In Citizens of Scandal, Vanessa Freije explores the causes and consequences of political scandals in Mexico from the 1960s through the 1980s. Tracing the process by which Mexico City reporters denounced official wrongdoing, she shows that by the 1980s political scandals were a common feature of the national media diet. News stories of state embezzlement, torture, police violence, and electoral fraud provided collective opportunities to voice dissent and offered an important, though unpredictable and inequitable, mechanism for political representation. The publicity of wrongdoing also disrupted top-down attempts by the ruling Partido Revolucionario Institucional to manage public discourse, exposing divisions within the party and forcing government officials to grapple with popular discontent. While critical reporters denounced corruption, they also withheld many secrets from public discussion, sometimes out of concern for their safety. Freije highlights the tensions—between free speech and censorship, representation and exclusion, and transparency and secrecy—that defined the Mexican public sphere in the late twentieth century.

Voices of Crime

Voices of Crime
Author: Luz E. Huertas
Publsiher: University of Arizona Press
Total Pages: 282
Release: 2016-11-29
Genre: History
ISBN: 9780816533046

Download Voices of Crime Book in PDF, Epub and Kindle

"The book is a collection of essays looking at histories of crime and justice in Latin America, with a focus on social history and the interactions between state institutions, the press, and social groups. It argues that crime in Latin America is best understood from the "bottom up" -- not just as the exercise of power from the state. The book seeks to document and illustrate the "every day" experiences of crime in particular settings, emphasizing under-researched historical actors such as criminals, victims, and police officers"--Provided by publisher.

City of Inmates

City of Inmates
Author: Kelly Lytle Hernández
Publsiher: UNC Press Books
Total Pages: 312
Release: 2017-02-15
Genre: Social Science
ISBN: 9781469631196

Download City of Inmates Book in PDF, Epub and Kindle

Los Angeles incarcerates more people than any other city in the United States, which imprisons more people than any other nation on Earth. This book explains how the City of Angels became the capital city of the world's leading incarcerator.

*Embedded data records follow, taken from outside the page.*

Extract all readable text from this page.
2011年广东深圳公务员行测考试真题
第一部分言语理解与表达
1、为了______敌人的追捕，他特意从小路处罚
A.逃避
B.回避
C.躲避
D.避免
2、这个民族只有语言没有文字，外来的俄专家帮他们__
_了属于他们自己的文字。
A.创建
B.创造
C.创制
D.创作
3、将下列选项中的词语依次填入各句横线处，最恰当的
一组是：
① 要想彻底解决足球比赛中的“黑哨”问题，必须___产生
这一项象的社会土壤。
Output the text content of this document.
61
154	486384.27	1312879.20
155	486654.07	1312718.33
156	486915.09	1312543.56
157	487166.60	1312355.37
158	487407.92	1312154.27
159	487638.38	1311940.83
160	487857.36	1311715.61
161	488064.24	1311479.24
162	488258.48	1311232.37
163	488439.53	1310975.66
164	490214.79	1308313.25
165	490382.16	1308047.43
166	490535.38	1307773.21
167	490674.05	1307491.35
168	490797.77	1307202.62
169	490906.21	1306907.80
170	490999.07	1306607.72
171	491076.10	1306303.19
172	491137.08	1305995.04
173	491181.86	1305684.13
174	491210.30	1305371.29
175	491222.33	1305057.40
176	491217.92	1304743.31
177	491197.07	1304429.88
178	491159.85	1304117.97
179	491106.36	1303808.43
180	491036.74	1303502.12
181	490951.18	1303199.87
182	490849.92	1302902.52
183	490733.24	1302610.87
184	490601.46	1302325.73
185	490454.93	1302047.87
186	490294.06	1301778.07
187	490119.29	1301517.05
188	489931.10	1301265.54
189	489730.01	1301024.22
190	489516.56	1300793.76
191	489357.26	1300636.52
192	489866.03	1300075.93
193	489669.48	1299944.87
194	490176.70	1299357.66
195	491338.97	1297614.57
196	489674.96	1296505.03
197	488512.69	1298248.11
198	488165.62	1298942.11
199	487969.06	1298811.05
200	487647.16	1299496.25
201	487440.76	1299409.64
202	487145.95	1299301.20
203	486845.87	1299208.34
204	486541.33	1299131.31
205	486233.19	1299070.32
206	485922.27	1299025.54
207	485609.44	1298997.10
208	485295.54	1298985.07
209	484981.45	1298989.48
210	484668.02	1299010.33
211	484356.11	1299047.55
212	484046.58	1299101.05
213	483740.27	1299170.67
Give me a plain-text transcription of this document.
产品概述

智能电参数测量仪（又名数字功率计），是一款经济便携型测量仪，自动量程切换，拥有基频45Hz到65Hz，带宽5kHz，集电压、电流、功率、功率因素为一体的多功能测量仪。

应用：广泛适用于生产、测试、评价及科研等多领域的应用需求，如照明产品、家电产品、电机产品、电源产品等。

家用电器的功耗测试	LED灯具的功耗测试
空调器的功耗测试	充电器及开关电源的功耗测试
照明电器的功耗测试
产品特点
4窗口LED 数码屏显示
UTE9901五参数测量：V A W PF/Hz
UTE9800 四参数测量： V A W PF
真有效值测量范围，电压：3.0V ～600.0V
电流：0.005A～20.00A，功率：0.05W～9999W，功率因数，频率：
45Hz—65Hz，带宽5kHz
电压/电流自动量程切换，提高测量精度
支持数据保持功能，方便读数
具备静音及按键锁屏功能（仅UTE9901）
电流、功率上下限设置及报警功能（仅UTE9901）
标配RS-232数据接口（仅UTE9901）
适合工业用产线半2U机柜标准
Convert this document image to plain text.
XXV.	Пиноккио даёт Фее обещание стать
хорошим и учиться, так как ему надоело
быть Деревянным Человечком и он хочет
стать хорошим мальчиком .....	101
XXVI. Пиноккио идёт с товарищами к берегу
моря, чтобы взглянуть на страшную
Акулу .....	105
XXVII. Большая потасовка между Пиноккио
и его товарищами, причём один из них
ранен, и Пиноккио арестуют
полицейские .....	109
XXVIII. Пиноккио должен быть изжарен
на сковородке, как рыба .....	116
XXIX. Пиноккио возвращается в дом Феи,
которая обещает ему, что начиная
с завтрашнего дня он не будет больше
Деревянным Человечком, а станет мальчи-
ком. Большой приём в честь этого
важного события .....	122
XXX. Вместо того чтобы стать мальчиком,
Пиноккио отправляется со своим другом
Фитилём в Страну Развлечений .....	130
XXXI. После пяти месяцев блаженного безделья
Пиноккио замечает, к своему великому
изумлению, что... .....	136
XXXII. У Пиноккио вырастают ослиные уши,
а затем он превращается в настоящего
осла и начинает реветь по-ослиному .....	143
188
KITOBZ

Marshaling more than two centuries of evidence, historian Kelly Lytle Hernandez unmasks how histories of native elimination, immigrant exclusion, and black disappearance drove the rise of incarceration in Los Angeles. In this telling, which spans from the Spanish colonial era to the outbreak of the 1965 Watts Rebellion, Hernandez documents the persistent historical bond between the racial fantasies of conquest, namely its settler colonial form, and the eliminatory capacities of incarceration. But City of Inmates is also a chronicle of resilience and rebellion, documenting how targeted peoples and communities have always fought back. They busted out of jail, forced Supreme Court rulings, advanced revolution across bars and borders, and, as in the summer of 1965, set fire to the belly of the city. With these acts those who fought the rise of incarceration in Los Angeles altered the course of history in the city, the borderlands, and beyond. This book recounts how the dynamics of conquest met deep reservoirs of rebellion as Los Angeles became the City of Inmates, the nation's carceral core. It is a story that is far from over.